In a post on Reddit in late April, he advised a person with a back problem to seek a second opinion from surgeons and, if necessary, to say that the pain is making it impossible to work.

Who is Brian Thompson, CEO of UnitedHealth, killed in New York

“We live in a capitalist society,” Mangione wrote. “I’ve found that the medical industry reacts to these keywords much more strongly than you do when describing excruciating pain and how it affects your quality of life.”

According to the insurer, he was never a customer of UnitedHealthcare.

In recent months, Mangione has apparently cut himself off from family and close friends.

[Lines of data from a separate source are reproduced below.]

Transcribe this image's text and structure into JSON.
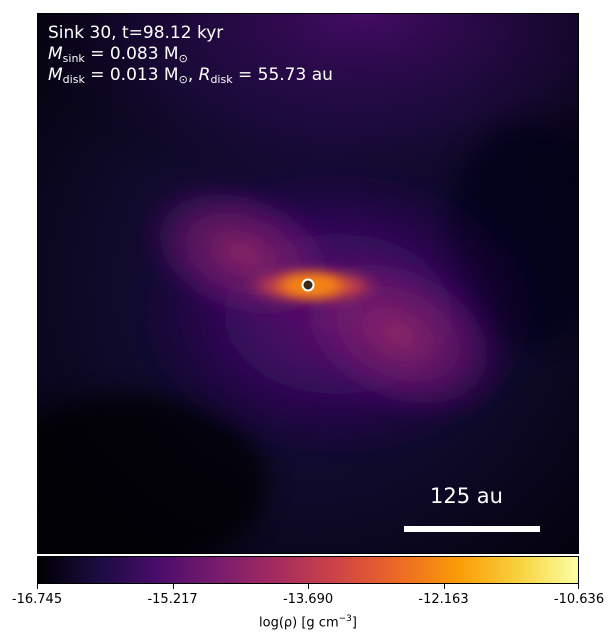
{
  "chart_data": {
    "type": "heatmap",
    "info": {
      "sink_line": "Sink 30, t=98.12 kyr",
      "m_sink_symbol": "M",
      "m_sink_sub": "sink",
      "m_sink_value": " = 0.083 M",
      "m_sink_unit_sub": "⊙",
      "m_disk_symbol": "M",
      "m_disk_sub": "disk",
      "m_disk_value": " = 0.013 M",
      "m_disk_unit_sub": "⊙",
      "r_disk_sep": ", ",
      "r_disk_symbol": "R",
      "r_disk_sub": "disk",
      "r_disk_value": " = 55.73 au"
    },
    "scale_bar_label": "125 au",
    "colorbar": {
      "colormap": "inferno",
      "range": [
        -16.745,
        -10.636
      ],
      "ticks": [
        "-16.745",
        "-15.217",
        "-13.690",
        "-12.163",
        "-10.636"
      ],
      "label_main": "log(ρ) [g cm",
      "label_sup": "−3",
      "label_end": "]"
    },
    "sink_marker": "sink-particle",
    "colors": {
      "background": "#000004",
      "marker_edge": "#ffffff",
      "marker_fill": "#3a2a1a"
    }
  }
}
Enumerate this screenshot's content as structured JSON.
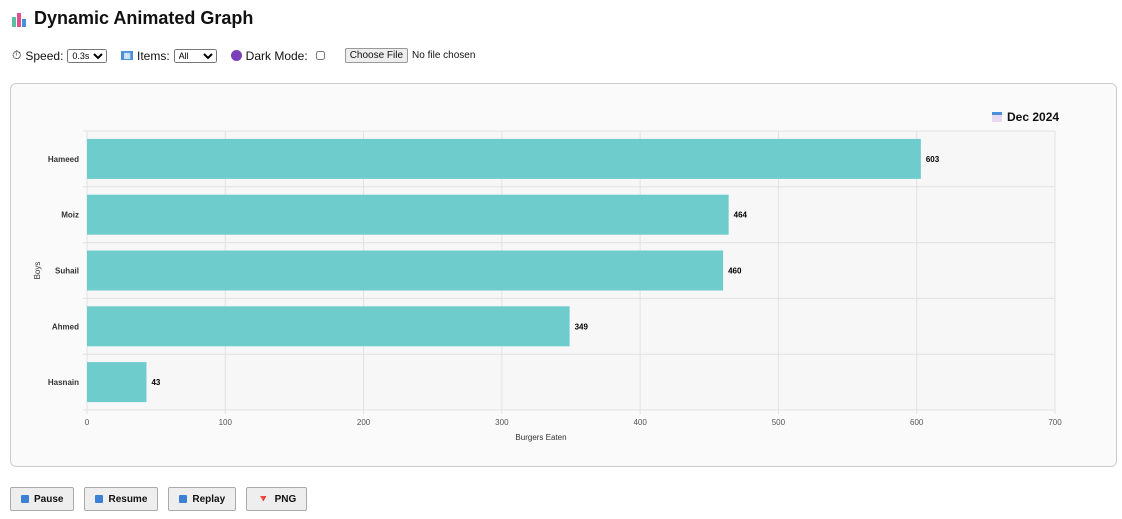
{
  "header": {
    "title": "Dynamic Animated Graph",
    "icon": "bar-chart-icon"
  },
  "controls": {
    "speed_label": "Speed:",
    "speed_value": "0.3s",
    "items_label": "Items:",
    "items_value": "All",
    "dark_mode_label": "Dark Mode:",
    "dark_mode_checked": false,
    "file_button": "Choose File",
    "file_status": "No file chosen"
  },
  "period": "Dec 2024",
  "buttons": {
    "pause": "Pause",
    "resume": "Resume",
    "replay": "Replay",
    "png": "PNG"
  },
  "chart_data": {
    "type": "bar",
    "orientation": "horizontal",
    "categories": [
      "Hameed",
      "Moiz",
      "Suhail",
      "Ahmed",
      "Hasnain"
    ],
    "values": [
      603,
      464,
      460,
      349,
      43
    ],
    "xlabel": "Burgers Eaten",
    "ylabel": "Boys",
    "xlim": [
      0,
      700
    ],
    "xticks": [
      0,
      100,
      200,
      300,
      400,
      500,
      600,
      700
    ],
    "grid": true,
    "bar_color": "#6fcccc"
  }
}
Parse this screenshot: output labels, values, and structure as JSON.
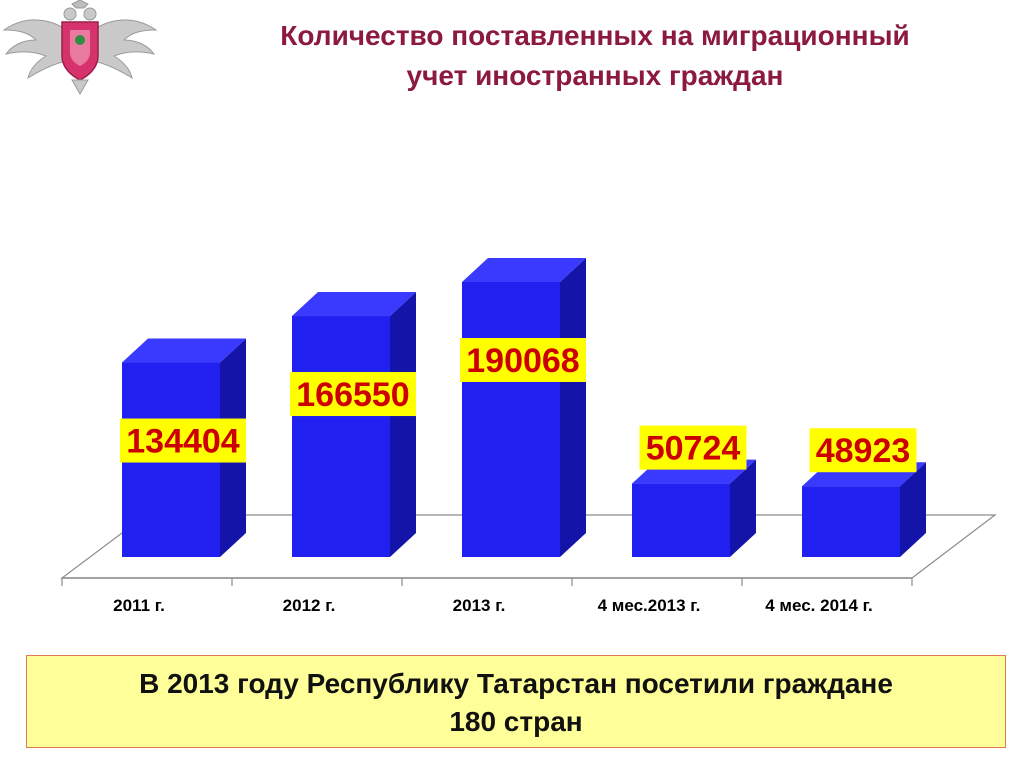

His family reported him missing in San Francisco in November.

After San Francisco authorities received a tip from their New York counterparts, investigators spoke with Mangione’s mother in San Francisco on the evening of December 7. In that interview, “she said it might be something she could see him doing,” New York Police Department Chief of Detectives Joseph Kenney said Tuesday.

Before detectives could get to the bottom of that investigation, Mangione was arrested, Kenney said.

In a statement, Mangione’s relatives said they were “shocked and devastated” by his arrest.

Thompson, who grew up on a farm in Iowa, trained as an accountant. A married father of two high school students, he worked for giant UnitedHealth Group for 20 years and became CEO of its insurance division in 2021.

JAKE OFFENHARTZ and JENNIFER PELTZ, Associated Press

Associated Press writer Michael R. Sisak contributed.